— «Любовь…» А жену куда? Она грозилась в обком поехать. Но в каком положении я, как секретарь райкома? Не реагировать не мог. Да и Бамбизова надо было спасать. Человек он увлекающийся, горячий, мог далеко зайти, а это плохо кончилось бы и для него самого, и для нас… — Потапов задумался. — Конечно, не так надо было все это делать, не Сякиной поручать это деликатное дело. Да и ты тоже, пошел у нее на поводу. Так грубо все, по-медвежьи…

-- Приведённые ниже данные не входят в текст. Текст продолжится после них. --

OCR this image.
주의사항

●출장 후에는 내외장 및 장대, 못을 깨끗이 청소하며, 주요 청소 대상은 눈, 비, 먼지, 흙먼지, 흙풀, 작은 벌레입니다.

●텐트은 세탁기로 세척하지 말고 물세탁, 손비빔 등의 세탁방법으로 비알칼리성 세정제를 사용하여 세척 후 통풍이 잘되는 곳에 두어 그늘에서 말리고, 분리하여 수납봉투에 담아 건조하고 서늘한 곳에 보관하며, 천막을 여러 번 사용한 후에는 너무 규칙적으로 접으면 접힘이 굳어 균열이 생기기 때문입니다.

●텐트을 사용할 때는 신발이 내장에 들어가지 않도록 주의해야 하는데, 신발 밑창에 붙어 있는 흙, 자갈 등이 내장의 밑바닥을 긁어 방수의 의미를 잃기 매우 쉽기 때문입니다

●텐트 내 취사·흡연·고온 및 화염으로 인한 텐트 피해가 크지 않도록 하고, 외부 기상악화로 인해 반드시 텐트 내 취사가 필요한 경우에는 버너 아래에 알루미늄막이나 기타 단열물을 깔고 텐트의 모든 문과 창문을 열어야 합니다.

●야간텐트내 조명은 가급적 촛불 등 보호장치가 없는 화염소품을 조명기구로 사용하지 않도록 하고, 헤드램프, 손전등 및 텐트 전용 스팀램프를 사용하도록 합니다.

— Но, Федор Силович!.. — Гришанов приподнялся, приложил руку к сердцу, закрутил головой. — Я не виноват. Ведь я понял, что это ваше прямое указание…
— Да никакого, тем более — прямого, указания я никому не давал, — рассердился Потапов и досадливо отмахнулся. — И — хватит об этом. — Помолчал и сам же снова заговорил: — Неужели из-за этого? Времени-то сколько с тех пор прошло? Нет, не может быть. Я понимаю — тогда, сразу, вгорячах. А теперь? Нет, тут что-то другое. — И от этой мысли Потапову почему-то стало легче, будто он уже доискался до причины и она лежит далеко, за пределами его влияния. Но, вспомнив, что дело со смертью Бамбизова только еще начинается и что он ни до чего пока не доискался, а лишь отмел одну из причин, вспомнил, что тем не менее ему придется давать объяснения по этому поводу, и, по-видимому, не один раз, помрачнел, заговорил раздумчиво. Говорил и в словах нащупывал объяснения случившемуся, искал причину, и искал ее где-то на стороне, подальше от себя.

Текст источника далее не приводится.